The society has launched an online petition hoping King Biscuit will reign in the Delta again this year. But Kevin Cain, the president of New York City-based King Biscuit Entertainment, which owns the trademark said the petition won't change his mind.

"The petition wouldn't affect my decision as to the usage of the name," he said. "It keeps our name in the limelight so I can't say that I'm bothered by it."

Cain said he felt it was gracious of his company to let the Sonny Boy Blues Society buy the "King Biscuit" name.

"We thought we were asking for a small token of what they made," Cain said.

A King Biscuit license holder said festival organizers are at fault for not sharing more information with New York-based King Biscuit Entertainment.

"The issue isn't about the blues festival. It's about fiscal responsibility," said John Elkington, whose Performa Entertainment Inc. has a licensing agreement with King Biscuit Entertainment to use the name for restaurants and a separate festival in Memphis, Tenn.

"Open your books, show us how much you make, and allow us to then see if we can give you logo rights for $1 a year, or something like that," Elkington said.

The festival used the King Biscuit name for free until 2005, when talks to set a fair price between event organizers and King Biscuit Entertainment fell through.
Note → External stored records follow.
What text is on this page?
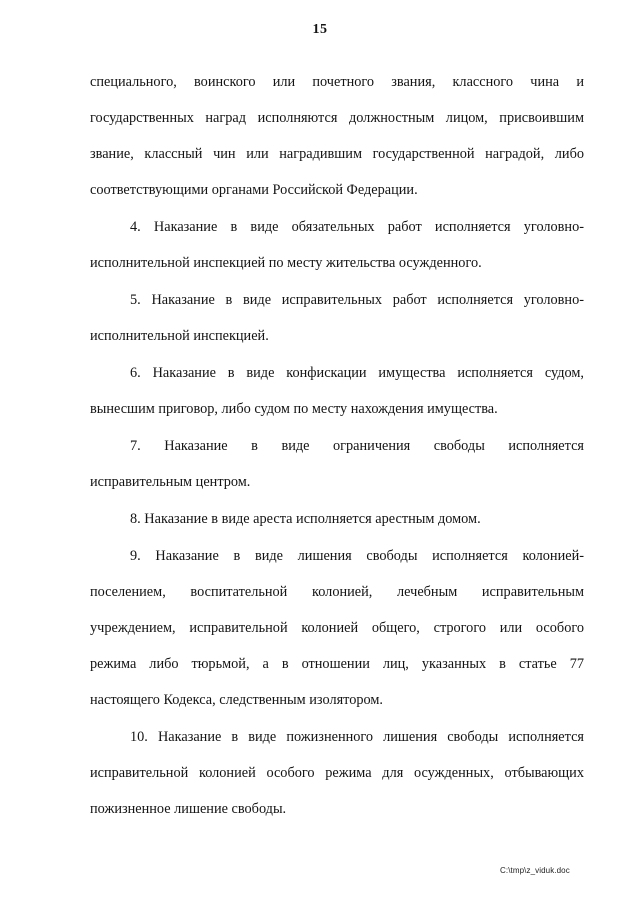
15
специального, воинского или почетного звания, классного чина и
государственных наград исполняются должностным лицом, присвоившим
звание, классный чин или наградившим государственной наградой, либо
соответствующими органами Российской Федерации.
4. Наказание в виде обязательных работ исполняется уголовно-
исполнительной инспекцией по месту жительства осужденного.
5. Наказание в виде исправительных работ исполняется уголовно-
исполнительной инспекцией.
6. Наказание в виде конфискации имущества исполняется судом,
вынесшим приговор, либо судом по месту нахождения имущества.
7. Наказание в виде ограничения свободы исполняется
исправительным центром.
8. Наказание в виде ареста исполняется арестным домом.
9. Наказание в виде лишения свободы исполняется колонией-
поселением, воспитательной колонией, лечебным исправительным
учреждением, исправительной колонией общего, строгого или особого
режима либо тюрьмой, а в отношении лиц, указанных в статье 77
настоящего Кодекса, следственным изолятором.
10. Наказание в виде пожизненного лишения свободы исполняется
исправительной колонией особого режима для осужденных, отбывающих
пожизненное лишение свободы.
C:\tmp\z_viduk.doc
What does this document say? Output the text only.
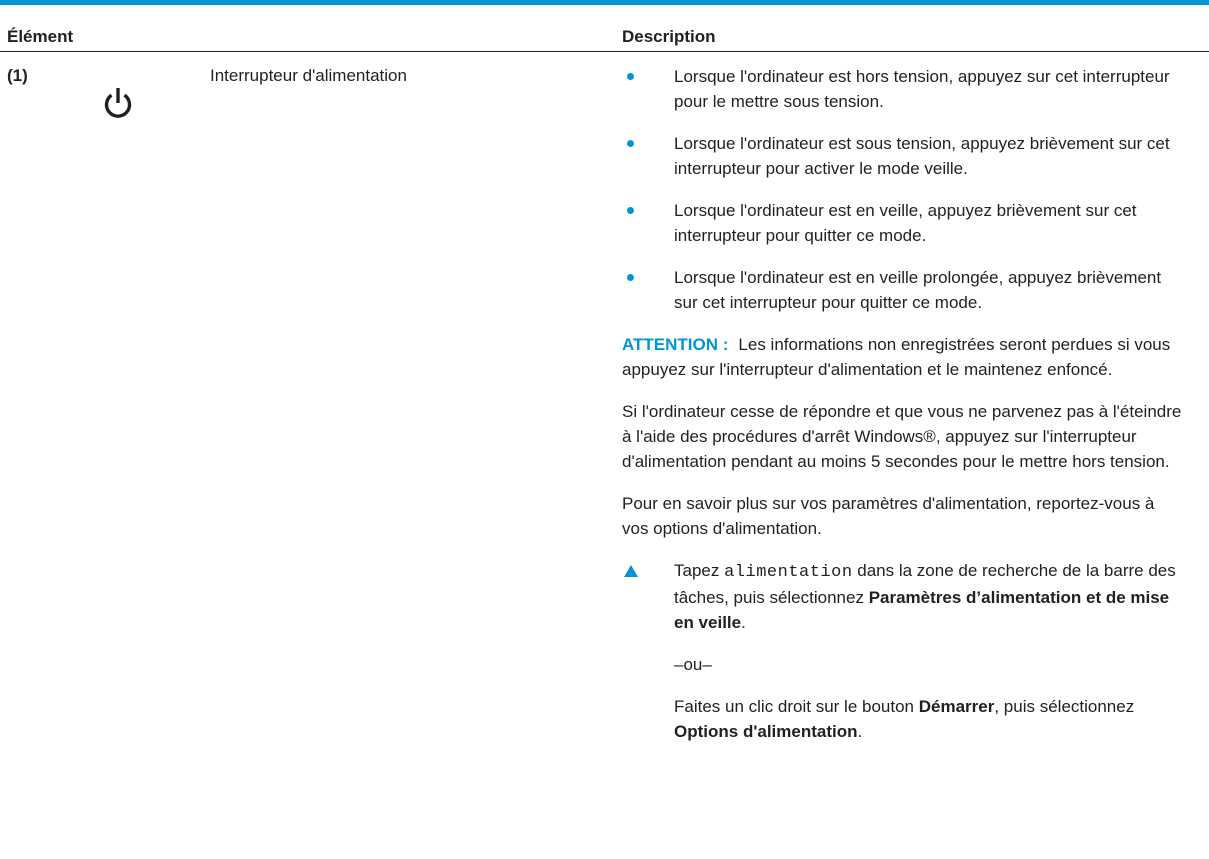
Élément	Description
(1)	Interrupteur d'alimentation	Lorsque l'ordinateur est hors tension, appuyez sur cet interrupteur pour le mettre sous tension.
Lorsque l'ordinateur est sous tension, appuyez brièvement sur cet interrupteur pour activer le mode veille.
Lorsque l'ordinateur est en veille, appuyez brièvement sur cet interrupteur pour quitter ce mode.
Lorsque l'ordinateur est en veille prolongée, appuyez brièvement sur cet interrupteur pour quitter ce mode.

ATTENTION : Les informations non enregistrées seront perdues si vous appuyez sur l'interrupteur d'alimentation et le maintenez enfoncé.

Si l'ordinateur cesse de répondre et que vous ne parvenez pas à l'éteindre à l'aide des procédures d'arrêt Windows®, appuyez sur l'interrupteur d'alimentation pendant au moins 5 secondes pour le mettre hors tension.

Pour en savoir plus sur vos paramètres d'alimentation, reportez-vous à vos options d'alimentation.

Tapez alimentation dans la zone de recherche de la barre des tâches, puis sélectionnez Paramètres d’alimentation et de mise en veille.

–ou–

Faites un clic droit sur le bouton Démarrer, puis sélectionnez Options d'alimentation.
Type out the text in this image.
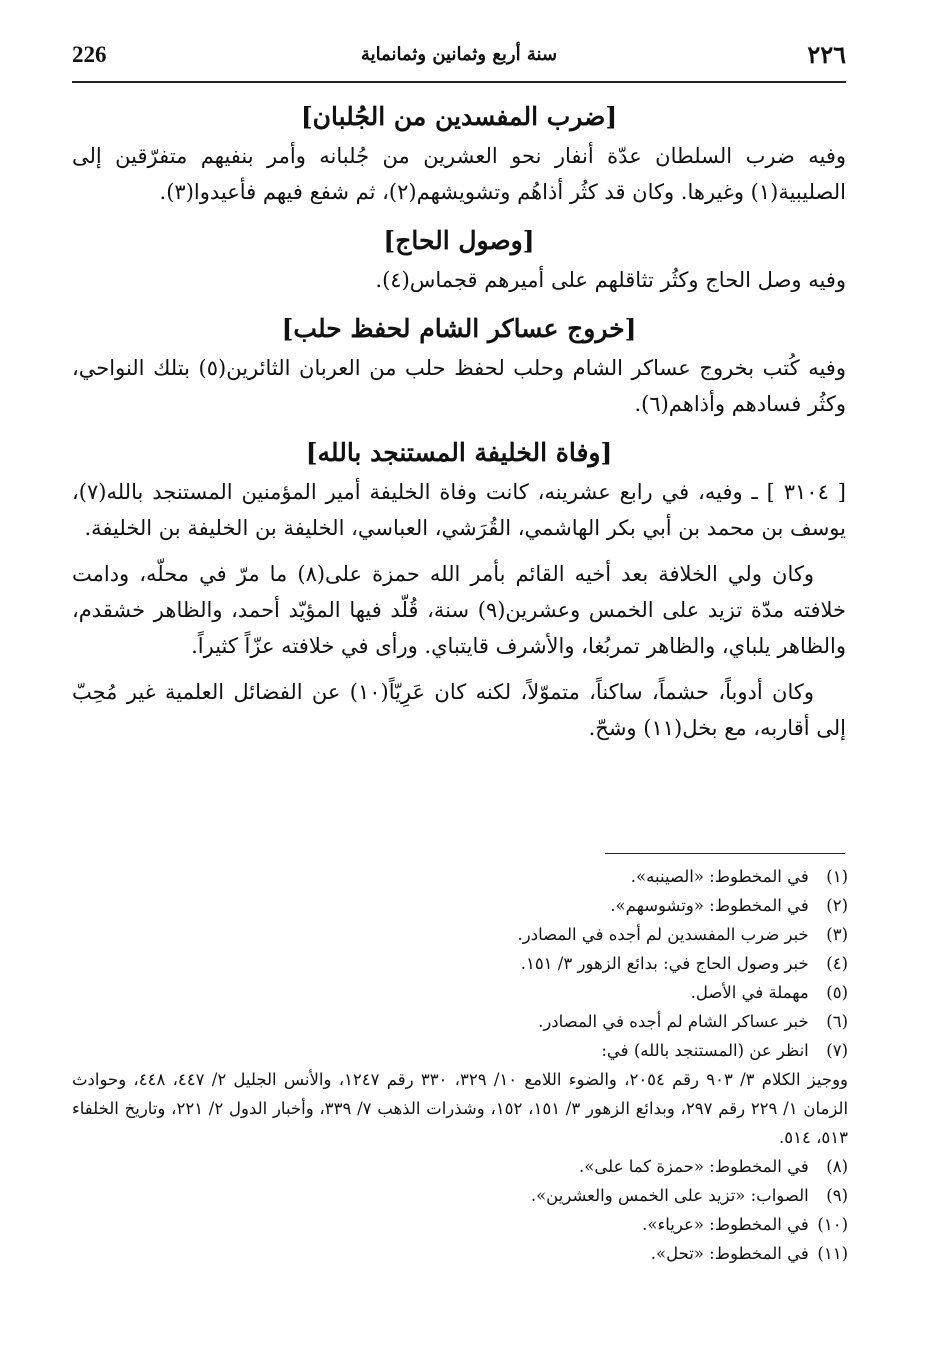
226	سنة أربع وثمانين وثمانماية	٢٢٦

[ضرب المفسدين من الجُلبان]

وفيه ضرب السلطان عدّة أنفار نحو العشرين من جُلبانه وأمر بنفيهم متفرّقين إلى الصليبية(١) وغيرها. وكان قد كثُر أذاهُم وتشويشهم(٢)، ثم شفع فيهم فأعيدوا(٣).

[وصول الحاج]

وفيه وصل الحاج وكثُر تثاقلهم على أميرهم قجماس(٤).

[خروج عساكر الشام لحفظ حلب]

وفيه كُتب بخروج عساكر الشام وحلب لحفظ حلب من العربان الثائرين(٥) بتلك النواحي، وكثُر فسادهم وأذاهم(٦).

[وفاة الخليفة المستنجد بالله]

[ ٣١٠٤ ] ـ وفيه، في رابع عشرينه، كانت وفاة الخليفة أمير المؤمنين المستنجد بالله(٧)، يوسف بن محمد بن أبي بكر الهاشمي، القُرَشي، العباسي، الخليفة بن الخليفة بن الخليفة.

وكان ولي الخلافة بعد أخيه القائم بأمر الله حمزة على(٨) ما مرّ في محلّه، ودامت خلافته مدّة تزيد على الخمس وعشرين(٩) سنة، قُلّد فيها المؤيّد أحمد، والظاهر خشقدم، والظاهر يلباي، والظاهر تمربُغا، والأشرف قايتباي. ورأى في خلافته عزّاً كثيراً.

وكان أدوباً، حشماً، ساكناً، متموّلاً، لكنه كان عَرِيّاً(١٠) عن الفضائل العلمية غير مُحِبّ إلى أقاربه، مع بخل(١١) وشحّ.

(١) في المخطوط: «الصينبه».

(٢) في المخطوط: «وتشوسهم».

(٣) خبر ضرب المفسدين لم أجده في المصادر.

(٤) خبر وصول الحاج في: بدائع الزهور ٣/ ١٥١.

(٥) مهملة في الأصل.

(٦) خبر عساكر الشام لم أجده في المصادر.

(٧) انظر عن (المستنجد بالله) في:

ووجيز الكلام ٣/ ٩٠٣ رقم ٢٠٥٤، والضوء اللامع ١٠/ ٣٢٩، ٣٣٠ رقم ١٢٤٧، والأنس الجليل ٢/ ٤٤٧، ٤٤٨، وحوادث الزمان ١/ ٢٢٩ رقم ٢٩٧، وبدائع الزهور ٣/ ١٥١، ١٥٢، وشذرات الذهب ٧/ ٣٣٩، وأخبار الدول ٢/ ٢٢١، وتاريخ الخلفاء ٥١٣، ٥١٤.

(٨) في المخطوط: «حمزة كما على».

(٩) الصواب: «تزيد على الخمس والعشرين».

(١٠) في المخطوط: «عرياء».

(١١) في المخطوط: «تحل».
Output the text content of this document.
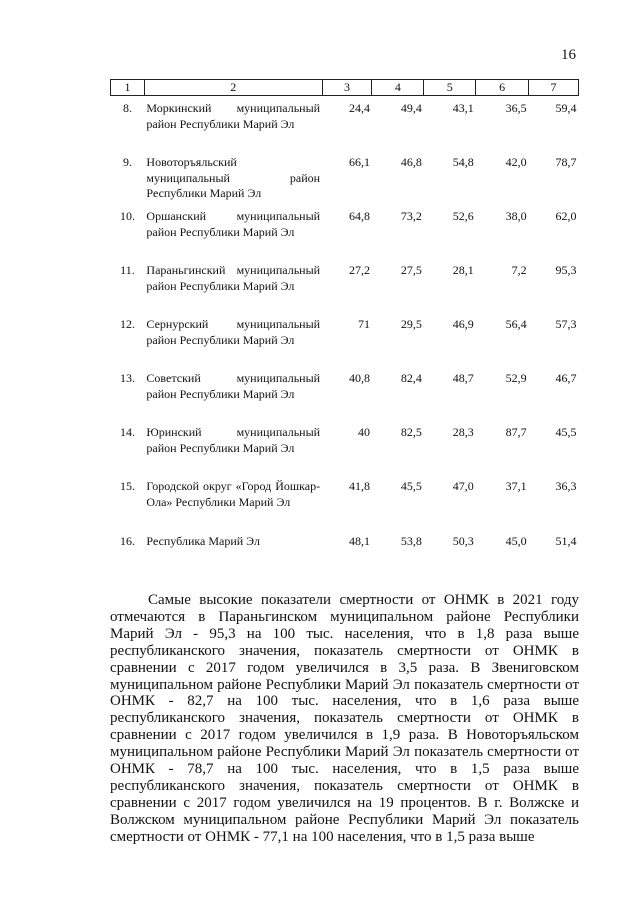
16
1	2	3	4	5	6	7
8.	Моркинский муниципальный район Республики Марий Эл	24,4	49,4	43,1	36,5	59,4
9.	Новоторъяльский муниципальный район Республики Марий Эл	66,1	46,8	54,8	42,0	78,7
10.	Оршанский муниципальный район Республики Марий Эл	64,8	73,2	52,6	38,0	62,0
11.	Параньгинский муниципальный район Республики Марий Эл	27,2	27,5	28,1	7,2	95,3
12.	Сернурский муниципальный район Республики Марий Эл	71	29,5	46,9	56,4	57,3
13.	Советский муниципальный район Республики Марий Эл	40,8	82,4	48,7	52,9	46,7
14.	Юринский муниципальный район Республики Марий Эл	40	82,5	28,3	87,7	45,5
15.	Городской округ «Город Йошкар-Ола» Республики Марий Эл	41,8	45,5	47,0	37,1	36,3
16.	Республика Марий Эл	48,1	53,8	50,3	45,0	51,4

Самые высокие показатели смертности от ОНМК в 2021 году отмечаются в Параньгинском муниципальном районе Республики Марий Эл - 95,3 на 100 тыс. населения, что в 1,8 раза выше республиканского значения, показатель смертности от ОНМК в сравнении с 2017 годом увеличился в 3,5 раза. В Звениговском муниципальном районе Республики Марий Эл показатель смертности от ОНМК - 82,7 на 100 тыс. населения, что в 1,6 раза выше республиканского значения, показатель смертности от ОНМК в сравнении с 2017 годом увеличился в 1,9 раза. В Новоторъяльском муниципальном районе Республики Марий Эл показатель смертности от ОНМК - 78,7 на 100 тыс. населения, что в 1,5 раза выше республиканского значения, показатель смертности от ОНМК в сравнении с 2017 годом увеличился на 19 процентов. В г. Волжске и Волжском муниципальном районе Республики Марий Эл показатель смертности от ОНМК - 77,1 на 100 населения, что в 1,5 раза выше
The company has owned the trademark since it launched the radio program "King Biscuit Flower Hour" in 1973.

Andrews says he respects that King Biscuit Entertainment owns the trademark, but says the company should respect that Helena is forever linked to the name. "King Biscuit Time," sponsored initially by King Biscuit Flour, has been carried on KFFA-AM in Helena-West Helena since Nov. 21, 1941. The show is the nation's longest continuously running blues program.

"The King Biscuit name has been around since 1941. We recognize that heritage with the festival. Why not be part of that and be the savior of the name?" Andrews said.

But King Biscuit Entertainment president Kevin Cain said that while the company has spent millions of dollars promoting the trademark, the festival hasn't spent any.

Elkington said if the Sonny Boy Blues Society could prove that they make no money on the festival, King Biscuit Entertainment wouldn't have a problem with the name being on the festival.

Helena native Jay Sheffield, who co-owns seven Huey's restaurants in Memphis, said the King Biscuit legacy belongs to Helena-West Helena regardless of who owns the trademark.

"The name King Biscuit is always a name that we considered ours. It was part of everyday life. I don't know about the legalities, but the heritage of the name lies in Helena, Arkansas," Sheffield said.

Sheffield also suggests that those in the blues business donate money to help pay for the name.

Andrews says he hopes the petition, drafted by bluesman L.W. "Junior" Jackson and signed by 2,200 people as of Thursday, will help reopen negotiations.